The ‘Star Trek’ actor reminisced about the time he asked his co-star – who died aged 89 on Sunday (31.07.22) – to be the matron of honour at his 2008 wedding to his husband, Brad Altman but the actress had other ideas.
In a Facebook post, a follow up to his original tribute to the trailblazing television star, the 85-year-old actor wrote: “When my husband Brad and I got married, we asked Walter Koenig, who played ensign Chekov on the show, to be our best man at the wedding. We asked Nichelle to be our matron of honour. In her characteristic fashion, Nichelle declared, ‘I am not a matron! If Walter can be best man, why can’t I be best lady?’ Noting that Walter’s “best man” title implied the awkward title of “best woman,” she was determined to be known as the “best lady” to the guests. I told her, ‘Of course you are’.”
George also remarked how “truly moved” he was by the outpouring of love and tributes to Nichelle, a “lifelong” pal of his.

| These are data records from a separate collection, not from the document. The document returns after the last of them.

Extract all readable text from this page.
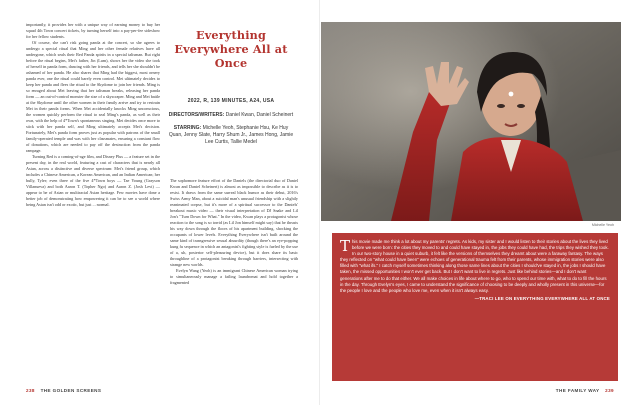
importantly, it provides her with a unique way of earning money to buy her squad 4th Town concert tickets, by turning herself into a pay-per-fee sideshow for her fellow students.

Of course, she can't risk going panda at the concert, so she agrees to undergo a special ritual that Ming and her other female relatives have all undergone, which seals their Red Panda spirits in a special talisman. But right before the ritual begins, Mei's father, Jin (Lum), shows her the video she took of herself in panda form, dancing with her friends, and tells her she shouldn't be ashamed of her panda. He also shares that Ming had the biggest, most ornery panda ever, one the ritual could barely even control. Mei ultimately decides to keep her panda and flees the ritual to the Skydome to join her friends. Ming is so enraged about Mei leaving that her talisman breaks, releasing her panda form — an out-of-control monster the size of a skyscraper. Ming and Mei battle at the Skydome until the other women in their family arrive and try to restrain Mei in their panda forms. When Mei accidentally knocks Ming unconscious, the women quickly perform the ritual to seal Ming's panda, as well as their own, with the help of 4*Town's spontaneous singing. Mei decides once more to stick with her panda self, and Ming ultimately accepts Mei's decision. Fortunately, Mei's panda form proves just as popular with patrons of the small family-operated temple and was with her classmates, ensuring a constant flow of donations, which are needed to pay off the destruction from the panda rampage.

Turning Red is a coming-of-age film, and Disney Plus — a feature set in the present day, in the real world, featuring a cast of characters that is nearly all Asian, across a distinctive and diverse spectrum: Mei's friend group, which includes a Chinese American, a Korean American, and an Indian American; her bully, Tyler; even three of the five 4*Town boys — Tae Young (Grayson Villanueva) and both Aaron T. (Topher Ngo) and Aaron Z. (Josh Levi) — appear to be of Asian or multiracial Asian heritage. Few movies have done a better job of demonstrating how empowering it can be to see a world where being Asian isn't odd or exotic, but just ... normal.

Everything Everywhere All at Once
2022, R, 139 MINUTES, A24, USA
DIRECTORS/WRITERS: Daniel Kwan, Daniel Scheinert
STARRING: Michelle Yeoh, Stephanie Hsu, Ke Huy Quan, Jenny Slate, Harry Shum Jr., James Hong, Jamie Lee Curtis, Tallie Medel

The sophomore feature effort of the Daniels (the directorial duo of Daniel Kwan and Daniel Scheinert) is almost as impossible to describe as it is to resist. It draws from the same surreal black humor as their debut, 2016's Swiss Army Man, about a suicidal man's unusual friendship with a slightly reanimated corpse, but it's more of a spiritual successor to the Daniels' breakout music video — their visual interpretation of DJ Snake and Lil Jon's "Turn Down for What." In the video, Kwan plays a protagonist whose reaction to the song is so torrid (as Lil Jon himself might say) that he thrusts his way down through the floors of his apartment building, shocking the occupants of lower levels. Everything Everywhere isn't built around the same kind of transgressive sexual absurdity (though there's an eye-popping kung fu sequence in which an antagonist's fighting style is fueled by the use of a, uh, posterior self-pleasuring device), but it does share its basic throughline of a protagonist breaking through barriers, intersecting with strange new worlds.

Evelyn Wang (Yeoh) is an immigrant Chinese American woman trying to simultaneously manage a failing laundromat and hold together a fragmented

238 THE GOLDEN SCREENS	THE FAMILY WAY 239
Michelle Yeoh
T his movie made me think a lot about my parents' regrets. As kids, my sister and I would listen to their stories about the lives they lived before we were born: the cities they moved to and could have stayed in, the jobs they could have had, the trips they wished they took. In our two-story house in a quiet suburb, it felt like the versions of themselves they dreamt about were a faraway fantasy. The ways they reflected on "what could have been" were echoes of generational trauma felt from their parents, whose immigration stories were also filled with "what ifs." I catch myself sometimes thinking along those same lines about the cities I should've stayed in, the jobs I should have taken, the missed opportunities I won't ever get back. But I don't want to live in regrets. Just like behind stories—and I don't want generations after me to do that either. We all make choices in life about where to go, who to spend our time with, what to do to fill the hours in the day. Through Evelyn's eyes, I came to understand the significance of choosing to be deeply and wholly present in this universe—for the people I love and the people who love me, even when it isn't always easy.
—TRACI LEE ON EVERYTHING EVERYWHERE ALL AT ONCE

He also wrote: “I have been truly moved by the tributes and messages honouring the life and work of Nichelle Nichols, our very own Lieutenant and later Commander Uhura on Star Trek. Although our original series ran only three seasons, we became bonded as the fans of our show organised, convened and ultimately pressed for movies and spin-offs of the groundbreaking show. Nichelle and I spent the following decades together as not only colleagues from the bridge of the Enterprise, but as lifelong friends.”
He continued, noting what she meant to “so many young Black women” for her work on the 60s sci-fi series.
George added: “Much has been said about what a trailblazer and role model Nichelle was for so many young Black women, who saw in her hope and promise for their own future. I wanted to take a moment to share some stories about Nichelle that aren’t as well known, and which highlight her lively spirit, her incredible kindness, and her warm generosity.”
He admitted he would “never forget” their first encounter, which predated ‘Star Trek’.
George said: “Our friendship began six decades ago, before Star Trek, when she came backstage after a performance of a civil rights musical I was doing called ‘Fly Blackbird’ in Los Angeles. I will never forget that first meeting. She was stunningly beautiful. But beyond her beauty, she stood out. It was a time when many African American women “conked” their hair, which meant straightening it, as was the current fashion. Instead, Nichelle wore an enormous natural “Afro” sphere on her head. It was natural, it was proud, and it was glorious. I knew right then that she was a singular individual.”